We would do the comparison of models below.
round(c(summary(Onefactor)$r.squared, summary(FF3factor)$r.squared, summary(FF4factor)$r.squared, summary(FF5factor)$r.squared, summary(ownmodel)$r.squared),5)
## [1] 0.39287 0.39425 0.39748 0.40530 0.40314
The model diagnostic for all of the above models are similar. They can all be used for the estimation of DIS stock and it is all statistically significant, thus we will choose the best model by considering the R squared and order of the model.
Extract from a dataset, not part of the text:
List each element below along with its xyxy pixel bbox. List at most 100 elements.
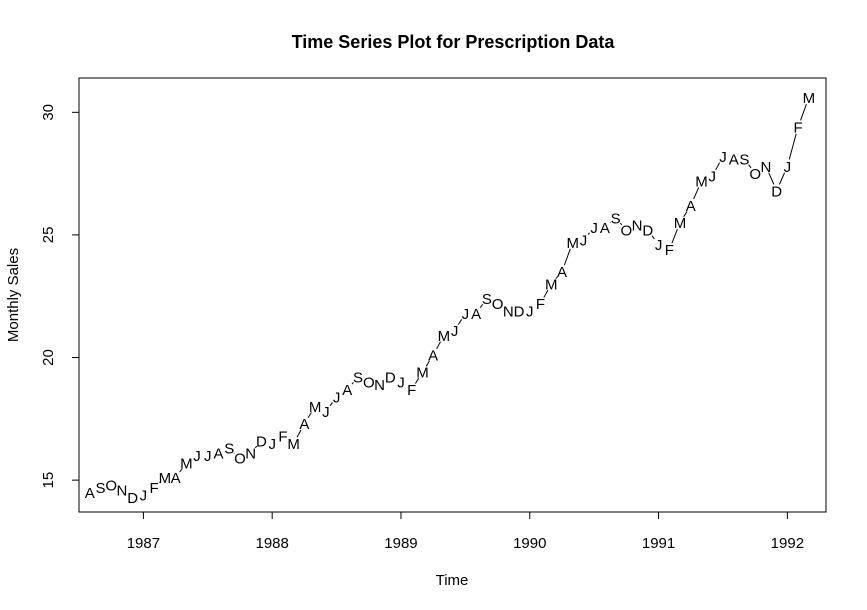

The Fama-French five factor model has the largest R squared, this mean that it explains the return the best, however the differences between it and the one factor model is less than 0.01. More surprisingly is that the R squared of our own model is not the highest since we combined the statistically significance factors. Although higher models can explain more of the return, however it has a trade-off. When the order gets higher, the model gets even more complicated. Therefore, lower order models are preferred.
We would choose the one factor model for the prediction or estimation of stock returns, because the R squared difference between the one factor model and five factor model doesn’t justify choosing a much higher order model. Even though an extra factor, i.e. profitability factor, is important in determining expected return but the differences between having it and not does not affect the expected return much.
Furthermore, the problems with multi-factor model is that it is A-theoretical, meaning that the result aren’t being backed up by any theory, while one factor model can be explained by CAPM. The second problem is data-snooping. We look at the past data and add them back into our model, such factors might by chance work but there is no theory to proof it will continue to work in the future.
In conclusion, the one factor model CAPM will be chosen.